Jan Dawson, owner of the Cape Hatteras Motel, supports that plan.
She is still cleaning up after Hurricane Teddy passed offshore while a nor’easter and high tides also arrived. She had more than 4 feet of sand on her lot.
“It’s not something we haven’t seen before and we are resilient,” she said. “But do we want to keep doing this? No.”
Some of the largest waves on the East Coast pound not far from oceanfront homes. Storms strike the coast here in summer and winter. Beaches at Avon and Buxton are losing about 10 feet a year. Big swells regularly break through the dunes depositing sand on N.C. 12 and oceanfront property.

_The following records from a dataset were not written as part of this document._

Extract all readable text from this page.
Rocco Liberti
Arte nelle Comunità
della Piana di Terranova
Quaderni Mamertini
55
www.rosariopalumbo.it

Occasionally, storm surge cuts a new inlet from ocean to sound. It can take weeks to refill the breach with sand and rebuild the road.

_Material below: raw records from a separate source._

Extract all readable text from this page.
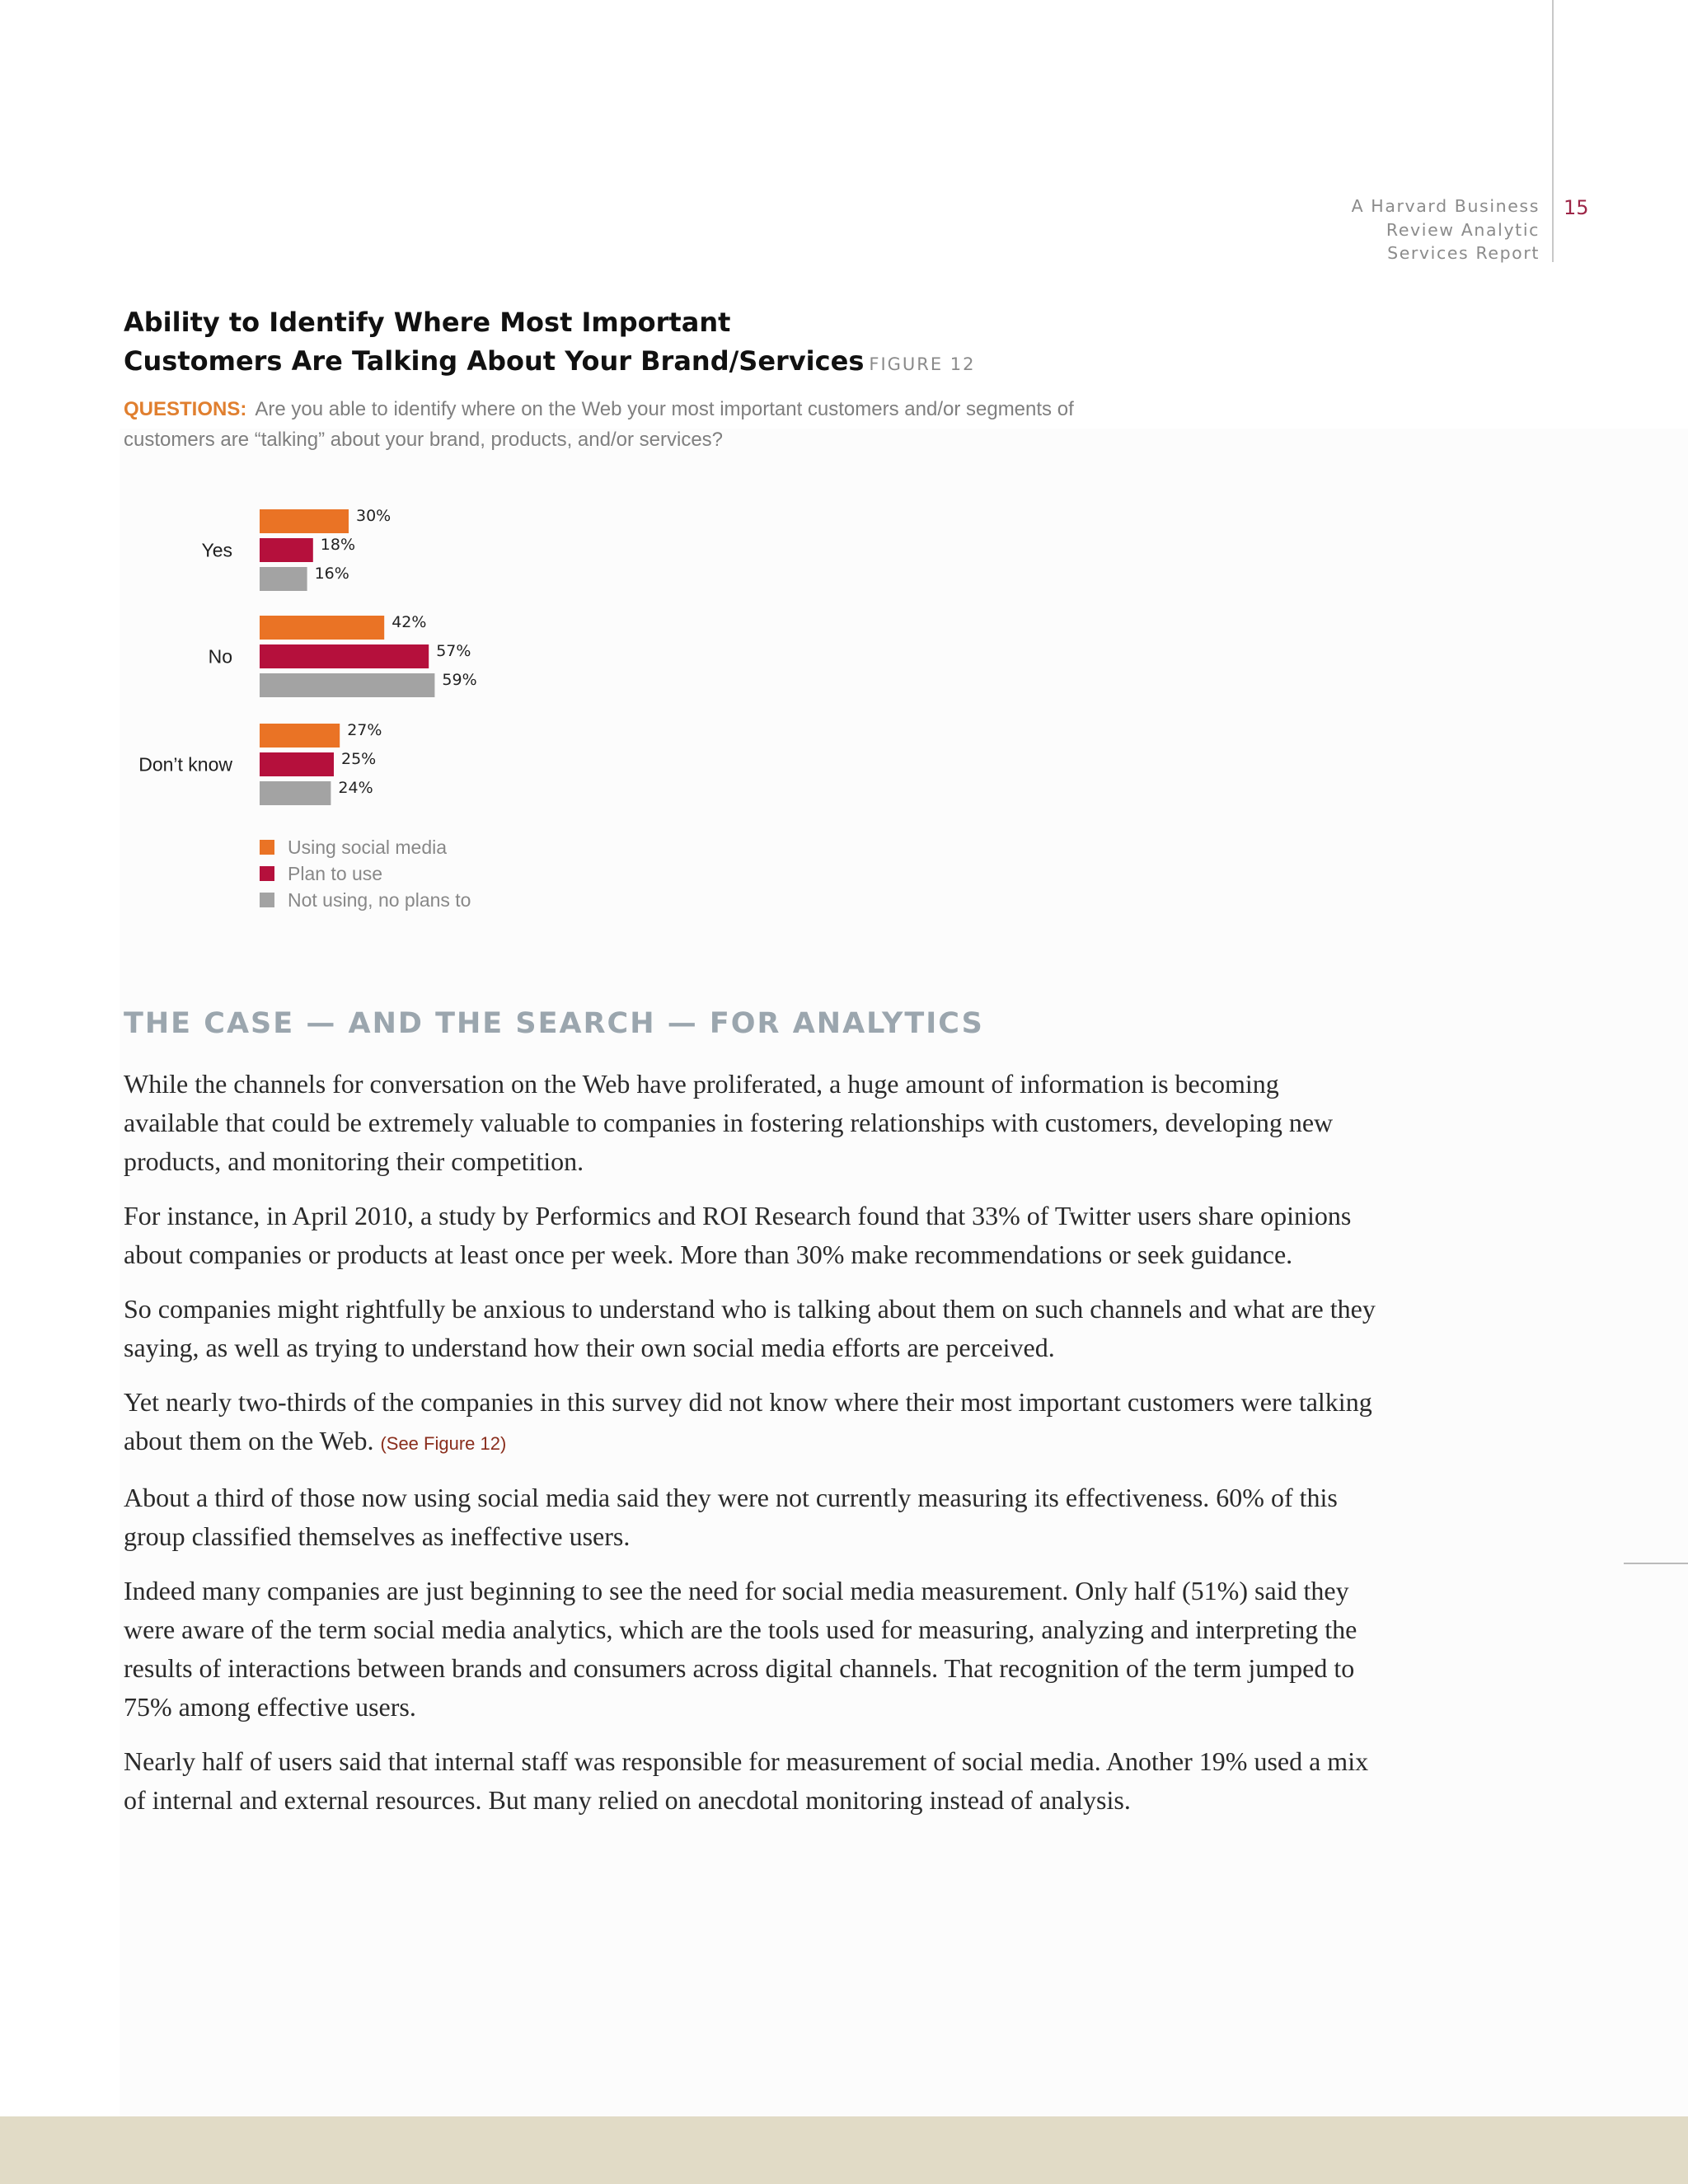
A Harvard Business
Review Analytic
Services Report
15
Ability to Identify Where Most Important
Customers Are Talking About Your Brand/Services FIGURE 12
QUESTIONS: Are you able to identify where on the Web your most important customers and/or segments of customers are “talking” about your brand, products, and/or services?
Yes
30%
18%
16%
No
42%
57%
59%
Don’t know
27%
25%
24%
Using social media
Plan to use
Not using, no plans to
THE CASE — AND THE SEARCH — FOR ANALYTICS

While the channels for conversation on the Web have proliferated, a huge amount of information is becoming available that could be extremely valuable to companies in fostering relationships with customers, developing new products, and monitoring their competition.

For instance, in April 2010, a study by Performics and ROI Research found that 33% of Twitter users share opinions about companies or products at least once per week. More than 30% make recommendations or seek guidance.

So companies might rightfully be anxious to understand who is talking about them on such channels and what are they saying, as well as trying to understand how their own social media efforts are perceived.

Yet nearly two-thirds of the companies in this survey did not know where their most important customers were talking about them on the Web. (See Figure 12)

About a third of those now using social media said they were not currently measuring its effectiveness. 60% of this group classified themselves as ineffective users.

Indeed many companies are just beginning to see the need for social media measurement. Only half (51%) said they were aware of the term social media analytics, which are the tools used for measuring, analyzing and interpreting the results of interactions between brands and consumers across digital channels. That recognition of the term jumped to 75% among effective users.

Nearly half of users said that internal staff was responsible for measurement of social media. Another 19% used a mix of internal and external resources. But many relied on anecdotal monitoring instead of analysis.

Sea level measured at an Oregon Inlet gauge has risen nearly 9 inches since 1977, according to the park service.
Several sites need beach widening, including Buxton, Avon and Frisco. Dunes must be stabilized in several places including the north end of Ocracoke.
The Buxton beach was widened along three miles in 2018, but a succession of winter storms wiped out much of the work. Dare County plans to widen it again next year.
All of that work is critical to the Outer Banks’ tourism industry. In 2019, 2.6 million visitors spent more than $168 million in communities within and near the seashore, according to park statistics. The spending supported 2,422 jobs in the local area and had a cumulative benefit to the local economy of $211 million.
The park service is seeking public comment on the proposed guidelines, a required step before they can be put in place.
Comments must be submitted by Nov. 2. They can be sent electronically to ht t ps: // parkplanning.nps.gov/CAHASediment. They can also be mailed to Cape Hatteras Sediment Management EIS, Superintendent Cape Hatteras National Seashore, 1401 National Park Drive Manteo, N.C. 27954.
Huge waves break just off the beach in Buxton last year during one of many storms that strike here, destroying dunes and depositing sand on the highway.